Dengeli ekonomi yönetimi, kaynakların doğru önceliklendirilmesi, zorunlu olmayan yatırım ya da harcamaların bu aşamada ertelenerek pandemi ile mücadele için anlamlı düzeyde kaynak yaratılması, izolasyon ve kapanma sonucunda ekonomik faaliyetlerini durduran kesimleri rahatlatıcı destek sağlanması... İnsanların geleceğe yönelik güvensizlik duymalarının da ruh ve akıl sağlığını olumsuz etkileyen önemli bir neden olduğu biliniyor.
Hem sınırlayıcı önlemlerde, hem de destekleyici adımlarda; ayrımcılık yapılmaması, duyarlı kesimlerin ihtiyaçlarının dikkate alınması, dışlayıcı yaklaşımlardan kaçınılması, kadınlara ve azınlıklara karşı şiddet eğiliminin önlenmesi... Ruh ve akıl sağlığının istikrarlı korunmasının temel taşları.
Bunlar yapılmıyor mu? Bir ölçüde evet, ama daha iyi yapılması gerektiği kuşkusuz.

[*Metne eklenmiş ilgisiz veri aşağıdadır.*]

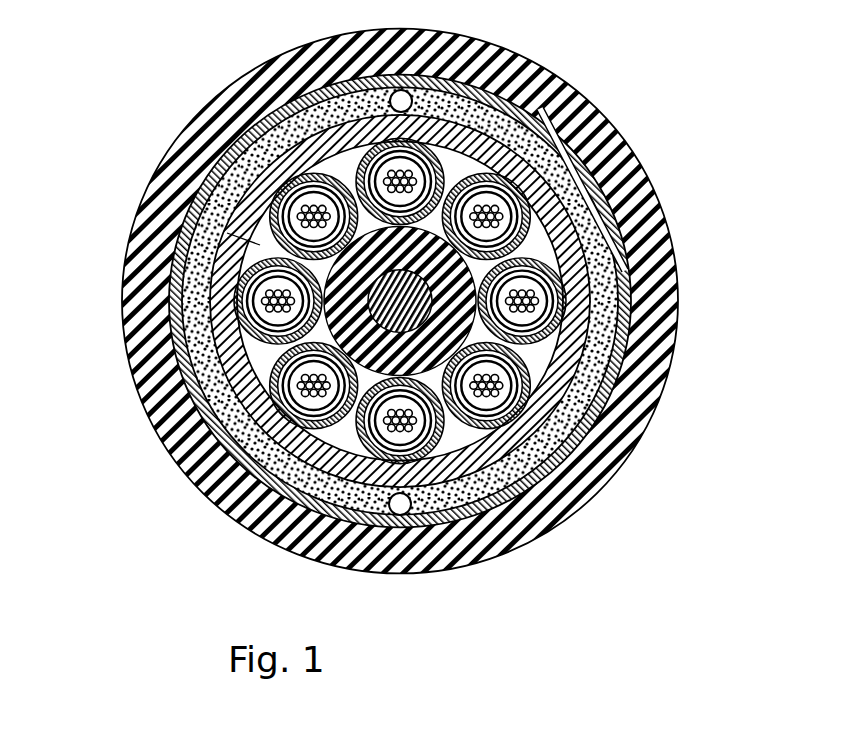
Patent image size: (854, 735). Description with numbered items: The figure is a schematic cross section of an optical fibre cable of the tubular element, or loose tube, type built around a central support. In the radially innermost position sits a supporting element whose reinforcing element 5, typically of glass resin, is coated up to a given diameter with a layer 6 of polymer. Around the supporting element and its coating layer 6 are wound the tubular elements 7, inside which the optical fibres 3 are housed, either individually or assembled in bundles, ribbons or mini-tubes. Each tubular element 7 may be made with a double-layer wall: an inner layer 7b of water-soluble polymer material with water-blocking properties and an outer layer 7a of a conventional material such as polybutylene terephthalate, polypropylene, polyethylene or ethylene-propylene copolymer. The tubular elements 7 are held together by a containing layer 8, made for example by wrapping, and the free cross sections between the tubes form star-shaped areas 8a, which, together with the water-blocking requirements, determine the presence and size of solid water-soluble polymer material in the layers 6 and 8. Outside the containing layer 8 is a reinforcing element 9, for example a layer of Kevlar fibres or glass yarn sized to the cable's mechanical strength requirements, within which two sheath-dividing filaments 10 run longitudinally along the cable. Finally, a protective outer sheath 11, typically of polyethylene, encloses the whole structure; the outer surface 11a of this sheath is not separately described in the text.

The optical fibres 3 is at (250, 347).
The reinforcing element 5 is at (452, 66).
The coating layer 6 is at (345, 170).
The tubular elements 7 is at (580, 163).
The outer layer 7a is at (615, 327).
The inner layer 7b is at (603, 236).
The containing layer 8 is at (603, 390).
The star-shaped areas 8a is at (230, 132).
The reinforcing element 9 is at (575, 440).
The sheath-dividing filaments 10 is at (430, 530).
The protective outer sheath 11 is at (507, 540).
The outer jacket surface 11a is at (197, 453).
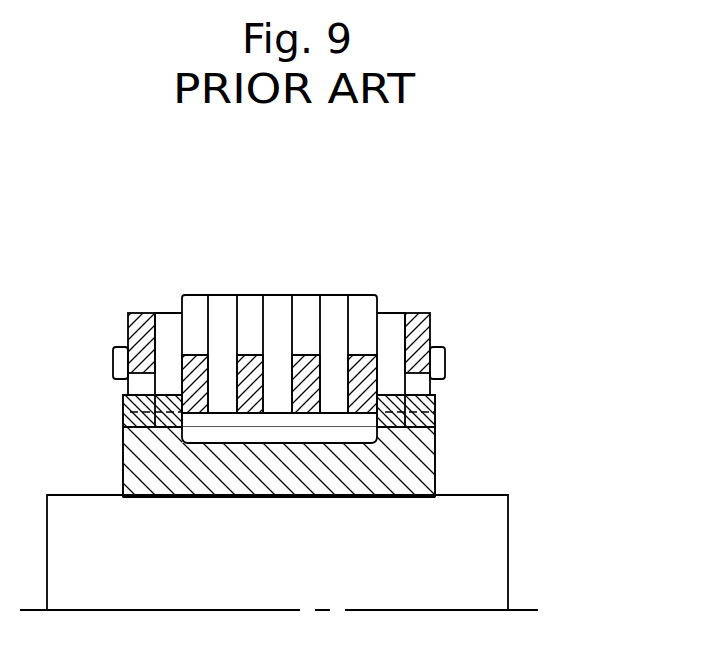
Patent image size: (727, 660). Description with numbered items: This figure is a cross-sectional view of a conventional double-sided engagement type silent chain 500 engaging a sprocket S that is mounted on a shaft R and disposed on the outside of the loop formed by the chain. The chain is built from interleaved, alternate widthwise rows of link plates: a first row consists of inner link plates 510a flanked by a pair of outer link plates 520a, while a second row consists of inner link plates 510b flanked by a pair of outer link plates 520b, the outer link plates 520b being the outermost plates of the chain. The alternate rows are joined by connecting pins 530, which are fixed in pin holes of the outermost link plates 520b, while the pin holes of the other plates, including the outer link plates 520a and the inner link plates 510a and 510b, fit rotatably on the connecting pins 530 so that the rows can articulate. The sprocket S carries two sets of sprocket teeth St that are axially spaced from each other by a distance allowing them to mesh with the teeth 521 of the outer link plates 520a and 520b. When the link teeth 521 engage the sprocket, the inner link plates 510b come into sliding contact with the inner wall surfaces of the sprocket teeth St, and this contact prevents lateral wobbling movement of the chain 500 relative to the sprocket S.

The double-sided engagement type silent chain 500 is at (338, 287).
The inner link plate 510a is at (167, 317).
The inner link plate 510b is at (140, 320).
The outer link plate 520a is at (393, 317).
The outer link plate 520b is at (415, 313).
The tooth 521 is at (167, 408).
The connecting pin 530 is at (445, 358).
The sprocket tooth St is at (435, 412).
The sprocket S is at (442, 460).
The shaft R is at (513, 550).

Pandemi ile mücadele öncelikle bir fiziki sağlık konusu. Ama aynı derecede önemli olan, temel bir insan hakkı olan bireylerin ve dolayısıyla toplumun ruh ve akıl sağlığının istikrarlı geleceğini güvence altına almak. Bunun için de, her alanda olduğu gibi bu alanda da insan haklarını temel alan bir yaklaşımın benimsenerek ayrımsız ve etkin uygulanması, pandemi sonrası için de güvence olacaktır.İnsan hakları kavramının temel unsurları arasında yer alan sağlık hakkı kapsamında ruh ve akıl sağlığının bozulma potansiyelinin yüksek ve yaygın olduğu biliniyor. Bozulan ruh ve akıl sağlığının onarılmasının kolay olmadığı da bir gerçek.
Dolayısıyla, pandemi ile mücadelede psiko-sosyal destek sürecin ayrılmaz bir unsuru olarak görülmelidir.
Son söz; bu konuda Birleşmiş Milletler zemininde işbirliğinin güçlendirilmesi ve Birleşmiş Milletler sisteminin geliştirdiği tavsiyelere uyum da, ulusal düzeyde mücadelenin etkin kılınmasına katkıda bulunacaktır.